The development and progression of alcohol use disorders is thought to involve adaptive changes in neural circuits that underlie negative affective states, like anxiety. One hypothesis that is garnering increasing support is that these adaptive changes gradually shift motivation for alcohol away from positive reinforcement (e.g. euphoria) toward negative reinforcement (e.g. relief from negative affective states). Although much is known about the neural underpinning of alcohol's positive reinforcing effects, the neural substrates linking negative reinforcement and alcoholism remain less clearly defined. The lateral/basolateral amygdala (BLA) plays a major role in anxiety-like behaviors and alcohol drinking and there is growing evidence that dysregulation of this brain region contributes to the pathophysiology of both anxiety disorders and addiction. Surprisingly, much remains unknown about the intrinsic circuitry of this brain region or the neuromodulatory systems that influence BLA synaptic transmission. During the last funding period, we discovered that ?3-adrenoceptor activation enhances a novel GABA circuit in the BLA and that this effect can decrease anxiety-like behaviors and ethanol seeking behaviors. We have also recently identified powerful effects of the neuromodulator adenosine on BLA synaptic transmission. In other studies, we demonstrated that a rodent early life stress model engenders several behavioral and neurobiological alterations that have also been associated with increased vulnerability to alcoholism. The first two aims of this proposal will determine the neurobiological effects of adenosine A1 and A2a receptor activation on excitatory and inhibitory neurotransmission in the rat basolateral amygdala (BLA) and whether intra-BLA activation of these receptors reduces measures of anxiety-like behavior.

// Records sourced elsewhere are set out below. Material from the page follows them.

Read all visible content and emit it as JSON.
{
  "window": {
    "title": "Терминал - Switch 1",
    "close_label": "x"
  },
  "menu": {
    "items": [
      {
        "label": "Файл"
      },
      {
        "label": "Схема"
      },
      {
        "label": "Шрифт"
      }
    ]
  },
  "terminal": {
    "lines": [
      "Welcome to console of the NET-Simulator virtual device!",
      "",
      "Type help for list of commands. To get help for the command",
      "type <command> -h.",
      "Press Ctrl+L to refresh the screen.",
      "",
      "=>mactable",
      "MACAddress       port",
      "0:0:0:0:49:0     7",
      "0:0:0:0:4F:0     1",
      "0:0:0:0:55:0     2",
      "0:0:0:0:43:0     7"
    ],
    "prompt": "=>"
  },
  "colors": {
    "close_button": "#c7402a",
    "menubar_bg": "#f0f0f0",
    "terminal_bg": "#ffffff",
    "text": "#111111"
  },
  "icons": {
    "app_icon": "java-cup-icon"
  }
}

Aims 3 and 4 will employ the early life stress model to identify enduring perturbations in norepinephrine and adenosine modulation of BLA synaptic transmission that may contribute to increased vulnerability (and resilience) to excessive alcohol drinking behaviors. Other experiments will determine if pharmacological manipulations that restore normal BLA function can reduce the increases in anxiety-like behavior and ethanol drinking that result from early life stress.
The proposed studies are designed to identify novel neurobiological mechanisms linking early life stress and increased vulnerability to alcohol use disorders. These studies may also lead to the discovery of more effective pharmacotherapies for the treatment of alcoholism, particularly in individuals where anxiety and negative reinforcement play a major role in the disease.